Now we all know things have changed. The cultural scene is sexually super-charged these days. The same narcissistic morality that toppled truth in the academy has removed it from the bedroom. We know this, if we have a cultural pulse. But it's interesting--fascinating, even--to see the shift in sexual behavior as expressed in colloquial speech. It's always fun to study cultural changes through language, and this matter proves no exception. Noone made a top-down decision that "Shackin' up" was outmoded. My generation simply adopted this language and discarded the old phrase, with good reason. Fewer people of college age or post-college age move in together than in years past. Extra-marital sex is not limited to just one person for many of my peers. Those who so limit themselves are in many cases the exception. They have "settled down," a term that used to describe marriage.

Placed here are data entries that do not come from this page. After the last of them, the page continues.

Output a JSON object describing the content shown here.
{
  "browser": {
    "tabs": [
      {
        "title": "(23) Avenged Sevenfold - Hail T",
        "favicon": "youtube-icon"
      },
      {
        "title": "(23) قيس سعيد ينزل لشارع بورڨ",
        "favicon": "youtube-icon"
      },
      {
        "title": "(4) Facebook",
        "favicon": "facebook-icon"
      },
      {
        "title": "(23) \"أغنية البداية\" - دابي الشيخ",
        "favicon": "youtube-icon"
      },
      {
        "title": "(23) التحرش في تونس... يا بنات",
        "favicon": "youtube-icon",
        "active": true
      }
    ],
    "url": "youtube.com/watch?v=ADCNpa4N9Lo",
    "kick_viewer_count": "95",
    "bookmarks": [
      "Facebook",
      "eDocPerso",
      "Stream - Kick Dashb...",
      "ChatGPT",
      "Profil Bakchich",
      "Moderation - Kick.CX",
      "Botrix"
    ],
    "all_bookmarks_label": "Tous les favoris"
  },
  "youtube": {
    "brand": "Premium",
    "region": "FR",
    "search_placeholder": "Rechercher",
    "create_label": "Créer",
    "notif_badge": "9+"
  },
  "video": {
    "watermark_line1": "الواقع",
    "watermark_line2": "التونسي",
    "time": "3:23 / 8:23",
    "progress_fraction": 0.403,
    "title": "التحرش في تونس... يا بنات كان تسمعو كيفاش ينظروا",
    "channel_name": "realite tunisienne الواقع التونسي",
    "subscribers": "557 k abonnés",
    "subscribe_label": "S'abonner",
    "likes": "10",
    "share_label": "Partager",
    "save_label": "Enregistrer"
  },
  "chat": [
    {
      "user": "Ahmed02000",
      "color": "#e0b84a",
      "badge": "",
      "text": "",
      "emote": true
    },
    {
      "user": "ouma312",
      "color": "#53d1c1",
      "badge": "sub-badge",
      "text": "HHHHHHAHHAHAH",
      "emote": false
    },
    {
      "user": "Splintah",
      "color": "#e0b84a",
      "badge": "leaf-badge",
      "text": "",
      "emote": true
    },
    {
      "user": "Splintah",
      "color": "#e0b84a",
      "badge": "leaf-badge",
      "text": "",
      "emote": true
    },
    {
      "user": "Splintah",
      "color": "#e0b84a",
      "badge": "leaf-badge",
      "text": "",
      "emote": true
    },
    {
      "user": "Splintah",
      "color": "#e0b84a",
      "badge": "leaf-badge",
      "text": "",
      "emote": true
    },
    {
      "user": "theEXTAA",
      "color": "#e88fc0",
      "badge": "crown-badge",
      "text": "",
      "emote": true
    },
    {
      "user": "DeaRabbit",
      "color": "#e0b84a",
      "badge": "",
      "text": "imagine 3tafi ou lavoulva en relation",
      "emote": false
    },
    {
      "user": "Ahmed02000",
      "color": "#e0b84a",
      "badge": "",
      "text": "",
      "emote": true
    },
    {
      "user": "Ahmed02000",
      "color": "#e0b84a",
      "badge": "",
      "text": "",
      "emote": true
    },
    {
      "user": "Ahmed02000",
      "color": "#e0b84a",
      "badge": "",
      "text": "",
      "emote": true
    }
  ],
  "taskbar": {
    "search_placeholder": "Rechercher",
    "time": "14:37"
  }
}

The youth culture of today knows little desire for "shacks" or shared quarters. They momentarily come together, joining their bodies for little less time than it takes to dance a waltz, and then they are off again. They hooked up--briefly joined together--and then they breeze away, having enjoyed bodies without entangling concerns such as the other's welfare, spiritual state, or responsibility to God. The language is appropriate. One hooks one's coat for a little while, and one hooks a sexual partner for a little while. Easy come, easy go. With the change in behavior comes a change in language. Less people "play house" these days. One wonders what the next change in behavior, and language, will mean for society.
1 Comments:
The question that I have is why has this shift taken place in POPULAR culture at THIS moment. The West has always had Cynics, the Diogenes' who would masturbate in public and flaunt cultural norms. But, of course, these were mere aberations; there were, indeed, public norms that the minority could flaunt. What you seem to be arguing is that there are now no norms at all now. Why now: well, Rouseau argued that the natural link that kept men and women together was the production of children. Men have a natural drive to wander but women do all they can to prohibit this because they know that they will be vulnerable if a man drops by for a one night stand and leaves them with a child. Today the acceptibility of abortion and advances in contraceptives such a the Pill remove much of the risk of pregnancy (at least in the minds of sexual partners), leaving women free to be as promiscuous as any man could ever imagine. In this view, one could say that a great inequality has been set right. Women have become just like men, and the worst side of men, at that.
Second, I would point to a difference between today's sexual mores and that of the 60's, between the Gen X and Y's and the Boomers. Francis Schaeffer's commentary on the 60's is quite insightful: sexual freedom in the 60's was a movement, an ideology. In some ways, they were like the Greek Cynics: they were following nature, not custom; what is real, not artificial. It was part of a movement towards self-authentication, an attempt to arrive at truth (however futile it was). For our peers today, there is no sexual revolution; there is just sex. One takes one's pleasure when one can and then goes about one's life, for which the bottom line is one's bank account. Have we not become more pimped out versions of Nietzsche's last man? Or, in the words of C.S. Lewis, Men without Chests?